Figure 1 shows an exemplary OEMS measurement with a 1.5 M LiPF₆ EC electrolyte containing either H₂O (blue) or OH^- contamination (green) in an accelerated test to determine the gas evolution from side reactions with these contaminants at various temperatures.

References

1. R. Bernhard et al., J. Electrochem. Soc., 162, A1984 (2015).
2. M. Metzger et al., J. Electrochem. Soc., 163, A1219 (2016).
3. R. Jung et al., 231^st ECS Meeting, #39, New Orleans, USA (2017).
4. M. Metzger et al., J. Electrochem. Soc., 162, A1227 (2015).
5. M. Metzger et al., J. Electrochem.

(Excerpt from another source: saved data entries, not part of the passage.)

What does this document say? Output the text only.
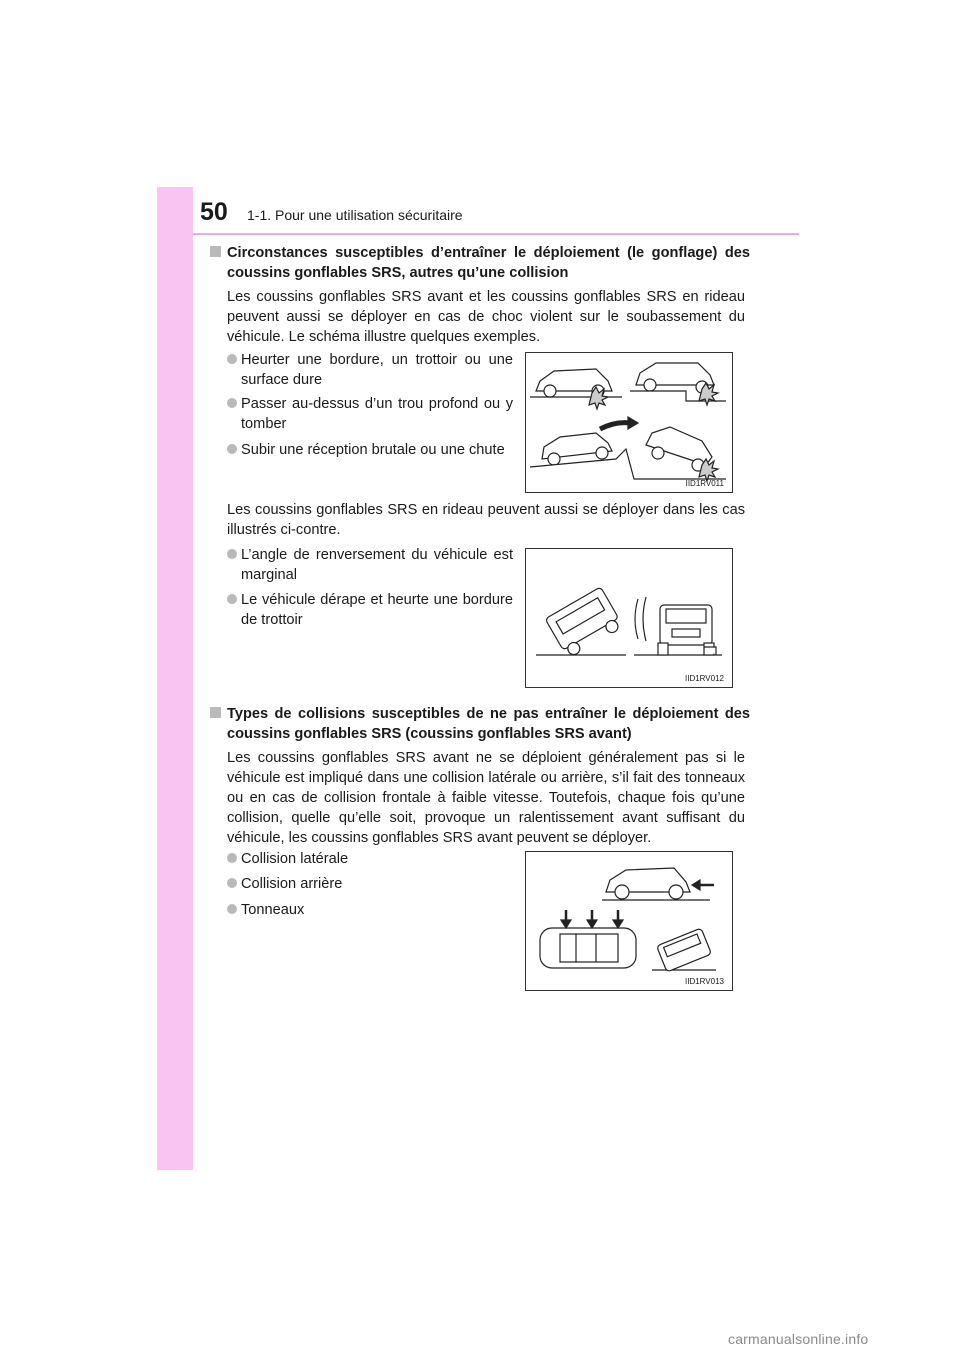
50 1-1. Pour une utilisation sécuritaire
Circonstances susceptibles d’entraîner le déploiement (le gonflage) des coussins gonflables SRS, autres qu’une collision
Les coussins gonflables SRS avant et les coussins gonflables SRS en rideau peuvent aussi se déployer en cas de choc violent sur le soubassement du véhicule. Le schéma illustre quelques exemples.
Heurter une bordure, un trottoir ou une surface dure
Passer au-dessus d’un trou profond ou y tomber
Subir une réception brutale ou une chute
IID1RV011
Les coussins gonflables SRS en rideau peuvent aussi se déployer dans les cas illustrés ci-contre.
L’angle de renversement du véhicule est marginal
Le véhicule dérape et heurte une bordure de trottoir
IID1RV012
Types de collisions susceptibles de ne pas entraîner le déploiement des coussins gonflables SRS (coussins gonflables SRS avant)
Les coussins gonflables SRS avant ne se déploient généralement pas si le véhicule est impliqué dans une collision latérale ou arrière, s’il fait des tonneaux ou en cas de collision frontale à faible vitesse. Toutefois, chaque fois qu’une collision, quelle qu’elle soit, provoque un ralentissement avant suffisant du véhicule, les coussins gonflables SRS avant peuvent se déployer.
Collision latérale
Collision arrière
Tonneaux
IID1RV013
carmanualsonline.info
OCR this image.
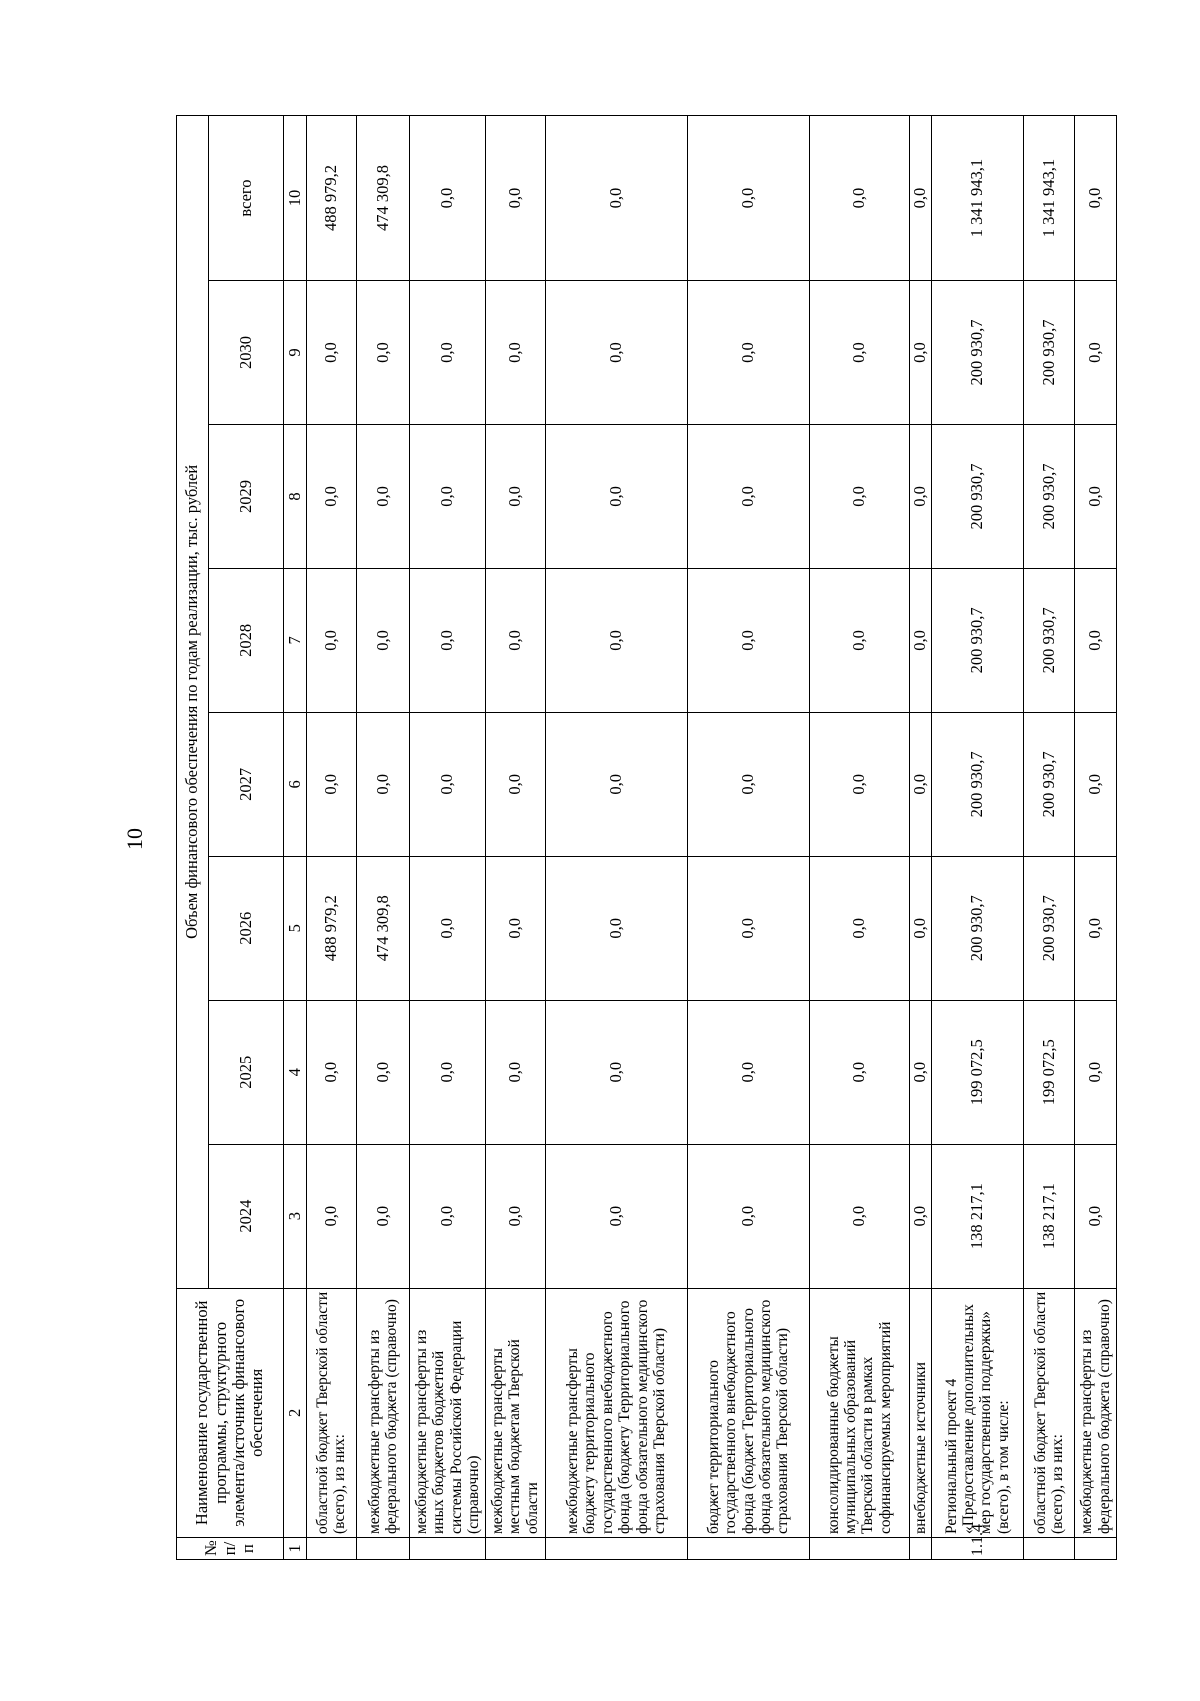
10
№ п/п	Наименование государственной программы, структурного элемента/источник финансового обеспечения	Объем финансового обеспечения по годам реализации, тыс. рублей							
		2024	2025	2026	2027	2028	2029	2030	всего
1	2	3	4	5	6	7	8	9	10
	областной бюджет Тверской области (всего), из них:	0,0	0,0	488 979,2	0,0	0,0	0,0	0,0	488 979,2
	межбюджетные трансферты из федерального бюджета (справочно)	0,0	0,0	474 309,8	0,0	0,0	0,0	0,0	474 309,8
	межбюджетные трансферты из иных бюджетов бюджетной системы Российской Федерации (справочно)	0,0	0,0	0,0	0,0	0,0	0,0	0,0	0,0
	межбюджетные трансферты местным бюджетам Тверской области	0,0	0,0	0,0	0,0	0,0	0,0	0,0	0,0
	межбюджетные трансферты бюджету территориального государственного внебюджетного фонда (бюджету Территориального фонда обязательного медицинского страхования Тверской области)	0,0	0,0	0,0	0,0	0,0	0,0	0,0	0,0
	бюджет территориального государственного внебюджетного фонда (бюджет Территориального фонда обязательного медицинского страхования Тверской области)	0,0	0,0	0,0	0,0	0,0	0,0	0,0	0,0
	консолидированные бюджеты муниципальных образований Тверской области в рамках софинансируемых мероприятий	0,0	0,0	0,0	0,0	0,0	0,0	0,0	0,0
	внебюджетные источники	0,0	0,0	0,0	0,0	0,0	0,0	0,0	0,0
1.1.4	Региональный проект 4 «Предоставление дополнительных мер государственной поддержки» (всего), в том числе:	138 217,1	199 072,5	200 930,7	200 930,7	200 930,7	200 930,7	200 930,7	1 341 943,1
	областной бюджет Тверской области (всего), из них:	138 217,1	199 072,5	200 930,7	200 930,7	200 930,7	200 930,7	200 930,7	1 341 943,1
	межбюджетные трансферты из федерального бюджета (справочно)	0,0	0,0	0,0	0,0	0,0	0,0	0,0	0,0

Soc., 163, A798 (2016).
6. H. Yang et al., J. Power Sources, 161, 573 (2006).

Acknowledgement

The authors gratefully acknowledge BASF SE for financial support of this research through the framework of its Scientific Network on Electrochemistry and Batteries.

Figure 1. Temperature set point (black) and cell temperature (red) vs. time during OEMS measurements (upper panel), and respective CO₂ and POF₃ evolution (lower panel) for 240 μl of 1.5 M LiPF₆ in EC with H₂O (blue) or OH^- contamination (green). The gray data shows a reference measurement with only the base electrolyte (<20 ppm H₂O).